Krisendienst gibt’s im Oberallgäu rund um die Uhr
Bei Selbsttötungsabsichten ist es wichtig, dass sich Betroffene jederzeit Hilfe holen können
KEMPTEN/OBERALLGÄU - „Eine Krise meldet sich nicht von Montag bis Freitag und macht dann vor dem Wochenende Halt.“Wenn Jutta Schröppel das sagt, weiß sie, wovon sie spricht. Seit drei Jahren ist die evangelische Theologin „Suizidpfarrerin“und hilft Menschen, die sich mit Selbsttötungsgedanken tragen, wie auch Menschen, die in ihrem Umfeld einen Suizid erleben mussten. Von Beginn an forderte sie wie viele andere vom Bezirk Schwaben einen Krisendienst, der auch abends und am Wochenende besetzt ist. Ab 2018 soll es diesen Dienst jetzt geben, sagt Bezirksrätin Renate Deniffel auf Anfrage.
Das evangelische Dekanat hat – bundesweit einmalig – eine eigene Pfarrstelle eingerichtet, um in diesem sensiblen Bereich Hilfe anzubieten. Schröppel begegnet bei ihrer Arbeit vielen Menschen, die in einer seelischen Not stecken. So tief, dass sie keinen Ausweg mehr sehen und ihr Leben nicht mehr leben wollen. In der Pflicht stehe in solchen Situationen vor allem auch das Umfeld dieser Menschen.
Suizid, sagt Schröppel, sei allerdings immer noch ein Tabuthema, sei verbunden mit Angst, Schrecken und Ohnmacht. Und dem Gefühl, nicht zu wissen, was zu tun ist. „Doch es gibt Hilfe“, sagt die Pfarrerin. Die bekannten Einrichtungen wie Bezirkskrankenhaus und sozialpsychiatrischer Dienst der Diakonie zum Beispiel.
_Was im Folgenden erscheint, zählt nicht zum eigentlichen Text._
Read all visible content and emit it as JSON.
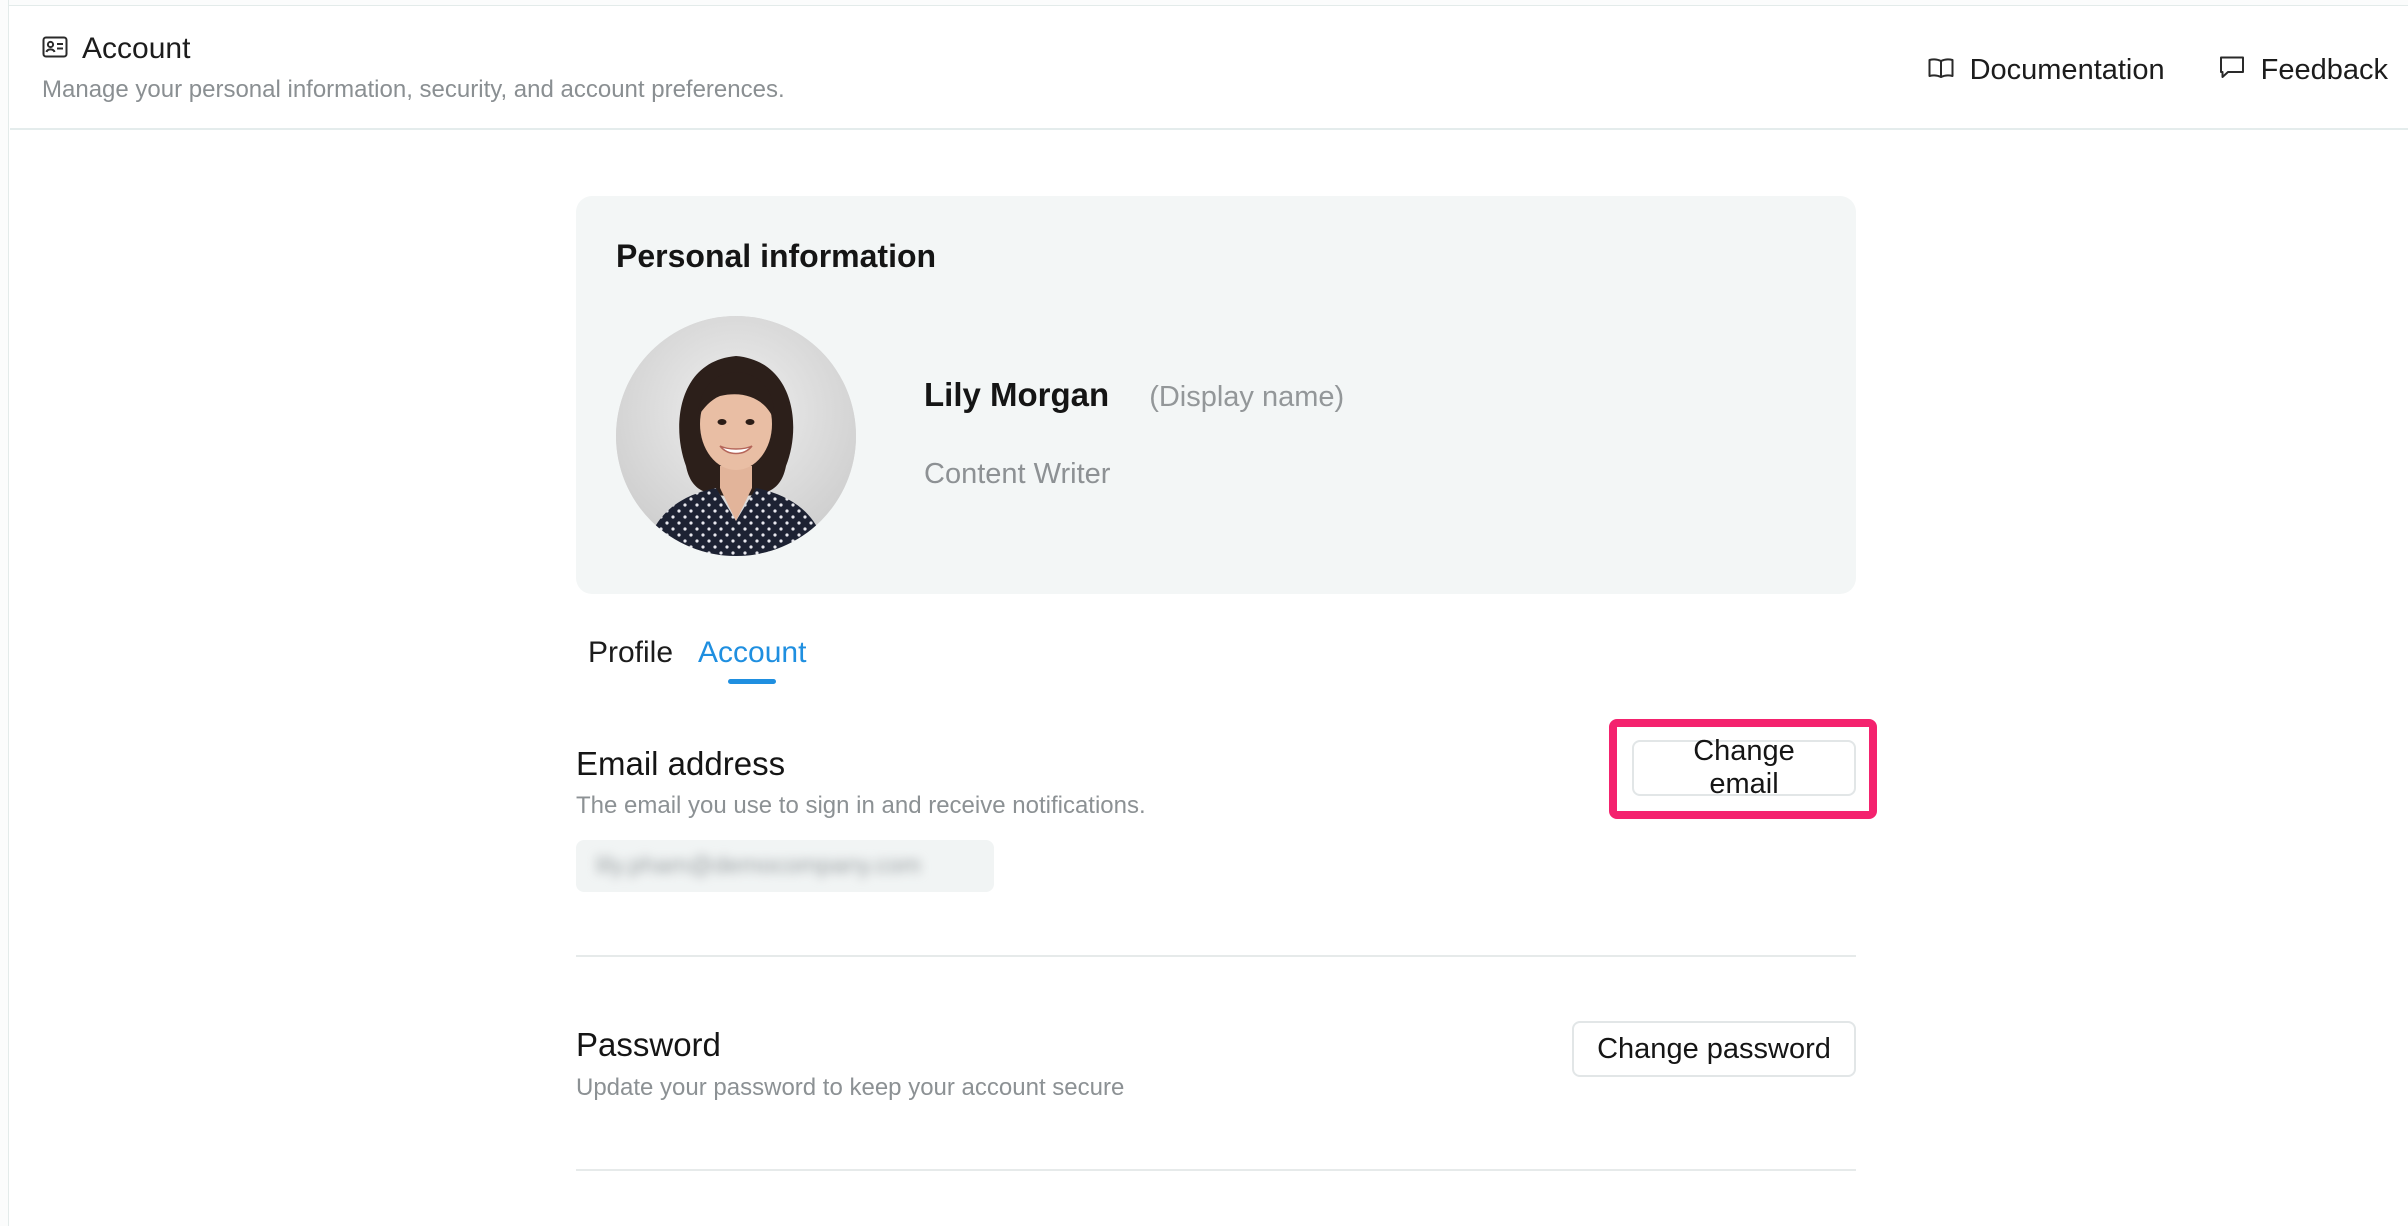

Weil nicht jeder aber sofort dorthin will, wurde vor einiger Zeit ein Flyer mit Telefonnummern anderer Anlaufstellen zusammengestellt. Betroffene und Angehörige können anrufen und sich dort Hilfe holen. Erreichbar freilich sind Dienste wie die psychologische Beratungsstelle und der sozialpsychiatrische Dienst jedoch nicht rund um die Uhr. Hier soll jetzt ein eigener Krisendienst, eingerichtet vom Bezirk, Abhilfe schaffen. Seit Jahren wird ein solcher gefordert. Ab nächstem Jahr will der Bezirk diese Einrichtung, die es in Oberbayern bereits gibt, auch in Schwaben realisieren. Im Herbst, sagt CSU-Bezirksrätin Deniffel, soll das Konzept erarbeitet und verabschiedet werden. Im Haushalt 2018 und 2019 soll Geld dafür bereitgestellt werden.
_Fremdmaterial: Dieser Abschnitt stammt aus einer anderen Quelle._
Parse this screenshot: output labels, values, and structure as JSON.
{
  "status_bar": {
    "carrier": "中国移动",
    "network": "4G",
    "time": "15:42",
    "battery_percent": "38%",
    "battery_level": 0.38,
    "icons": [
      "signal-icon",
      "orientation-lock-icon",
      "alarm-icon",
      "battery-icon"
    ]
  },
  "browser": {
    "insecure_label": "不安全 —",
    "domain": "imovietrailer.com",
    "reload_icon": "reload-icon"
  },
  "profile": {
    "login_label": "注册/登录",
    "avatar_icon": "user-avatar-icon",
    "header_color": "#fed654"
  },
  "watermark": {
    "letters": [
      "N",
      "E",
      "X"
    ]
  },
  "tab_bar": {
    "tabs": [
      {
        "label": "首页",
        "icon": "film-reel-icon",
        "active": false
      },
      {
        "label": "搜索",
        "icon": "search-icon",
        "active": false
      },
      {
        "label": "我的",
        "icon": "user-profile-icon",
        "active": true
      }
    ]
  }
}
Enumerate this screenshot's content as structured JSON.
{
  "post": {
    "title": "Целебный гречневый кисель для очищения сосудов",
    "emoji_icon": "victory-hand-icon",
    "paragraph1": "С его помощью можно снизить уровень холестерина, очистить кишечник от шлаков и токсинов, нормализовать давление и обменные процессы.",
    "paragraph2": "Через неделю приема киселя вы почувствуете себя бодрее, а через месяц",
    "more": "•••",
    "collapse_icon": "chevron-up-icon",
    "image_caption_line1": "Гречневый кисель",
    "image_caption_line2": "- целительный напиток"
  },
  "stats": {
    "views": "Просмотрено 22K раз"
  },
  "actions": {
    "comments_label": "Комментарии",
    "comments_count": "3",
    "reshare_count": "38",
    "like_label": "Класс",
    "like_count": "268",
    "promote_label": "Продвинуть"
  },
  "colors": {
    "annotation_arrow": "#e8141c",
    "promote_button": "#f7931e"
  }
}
Der Bezirk will eine Fachkraft einstellen, die den Krisendienst in der Region koordiniert und aufbaut. Angegliedert werden soll die Einrichtung beim sozialpsychiatrischen Dienst. Wie in Oberbayern soll der Krisendienst dann eine Art Soforthilfe sein, um Menschen in akuten psychischen Notfällen beizustehen. Und zwar rechtzeitig, auch am Abend und am Wochenende. Denn, sagt Schröppel, man müsse vermitteln, dass es nicht schwer sei, an Hilfe und Beratung zu kommen.
Immer noch gilt Kempten als die Stadt mit der höchsten Selbstmordrate, wie die Gesellschaft für Suizidprävention darstellt. Warum das so ist, wird seit längerer Zeit von Psychologen und Psychiatern untersucht. Die Ergebnisse liegen noch nicht vor.
Kein Anstieg der Zahlen
Registriert sind die Zahlen der Suizide und Suizidversuche bei der Polizei. Für Stadt und Landkreis könne jedoch beim Blick auf die vergangenen fünf Jahre kein Anstieg festgestellt werden, sagt Jürgen Krautwald von der Polizei. Weder bei den Selbsttötungsversuchen noch bei den vollendeten Suiziden.
Tod durch Erhängen, durch Schnittverletzungen oder durch Überfahren seien die häufigsten Ursachen. Tendenziell sei die Zahl in den vergangenen drei Jahren nach unten gegangen. Doch man müsse von einer Dunkelziffer ausgehen, da nicht jeder Versuch (vor allem, wenn er zuhause oder abgeschieden geschehe) gemeldet werde.